Di Kandang Ayam - Jip dan Janeke

                “Mau kemana  kamu?” tanya Jip.
                “Saya harus memberi makan ayam,” jawab Janeke.
                Dia membawa sepiring gabah. Dan beberapa potong jagung.
                “Saya ikut,” kata Jip.
                Mereka pergi bersama-sama ke kandang ayam. Kandang ayam di kebun Janeke.
                Petok, petok, petok suara ayam-ayam terdengar riuh.
                “Ayam-ayam itu sudah melihat piring ini,” kata Janeke. Aym-ayam itu mengepak-ngepakkan sayapnya pada kawat kandang.
                Janeke membuka jendela kandang sedikit dan menyebarkan makanan ke dalam kandang.
                “Saya juga,” kata Jip.
                Dia juga mengambil segenggam penuh untuk disebarkan.
                “Au!” Jip menjerit tiba-tiba.
                Ayam jantan mematuknya. Ayam jantan itu terlalu rakus. Dia melompat tinggi dan mematuk Jip.
                “Ayam nakal!” teriak Jip. “Lihat, dia mendorong ayam-ayam lainnya. Dia mau seenaknya saja. Ayam nakal!”
                Tidak lama kemudian piring itu sudah kosong.
                “Akan bertelurkah mereka sekarang?” tanya Jip.
                “Saya tidak tahu,” kata Janeke.
                “Tidak tahu?
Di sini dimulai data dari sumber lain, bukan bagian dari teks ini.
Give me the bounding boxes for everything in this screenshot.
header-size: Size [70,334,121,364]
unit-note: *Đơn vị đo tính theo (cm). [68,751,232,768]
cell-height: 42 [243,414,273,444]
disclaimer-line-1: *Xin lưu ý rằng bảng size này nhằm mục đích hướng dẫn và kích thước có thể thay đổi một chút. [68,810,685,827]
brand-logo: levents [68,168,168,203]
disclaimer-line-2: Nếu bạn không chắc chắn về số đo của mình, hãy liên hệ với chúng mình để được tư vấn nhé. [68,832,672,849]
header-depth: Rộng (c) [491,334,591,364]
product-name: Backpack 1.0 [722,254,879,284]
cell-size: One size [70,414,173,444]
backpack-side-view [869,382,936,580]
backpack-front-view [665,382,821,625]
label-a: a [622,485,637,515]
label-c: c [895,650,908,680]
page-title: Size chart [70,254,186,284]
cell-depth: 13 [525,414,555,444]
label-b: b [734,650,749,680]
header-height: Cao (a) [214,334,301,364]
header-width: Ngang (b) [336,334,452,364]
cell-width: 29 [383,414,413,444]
Tetapi itu kan ayam-ayam kamu?”
                “Ya,” kata Janeke. “Tetapi mereka akan bertelur di dalam bak itu. Dan mereka bertelur pada malam hari, saya kira.”
                “Ayam jantan itu juga?”
                “Ayam jantan itu tidak,” kata Janeke. “Ayam jantan belum pernah bertelur.”
                Jip menatap ayam jantan itu lama sekali. Dan ayam jantan itu menantang Jip. Dia berdiri membusungkan dada dan berkokok, “Kukuruyuuuuuuk!”
                “Huh,” kata Jip. “Dia terlalu rewel. Dia mau makan paling banyak. Dan dia mendorong yang lain. Dia bertingkah seolah-olah raja. Dia berdiri dengan membusungkan dada dan membuat keributan. Tetapi, untuk bertelur?  Huh, mana bisa?”
                Jip menjulurkan lidahnya pada ayam itu.

                Tetapi, ayam jantan itu tidak menghiraukannya.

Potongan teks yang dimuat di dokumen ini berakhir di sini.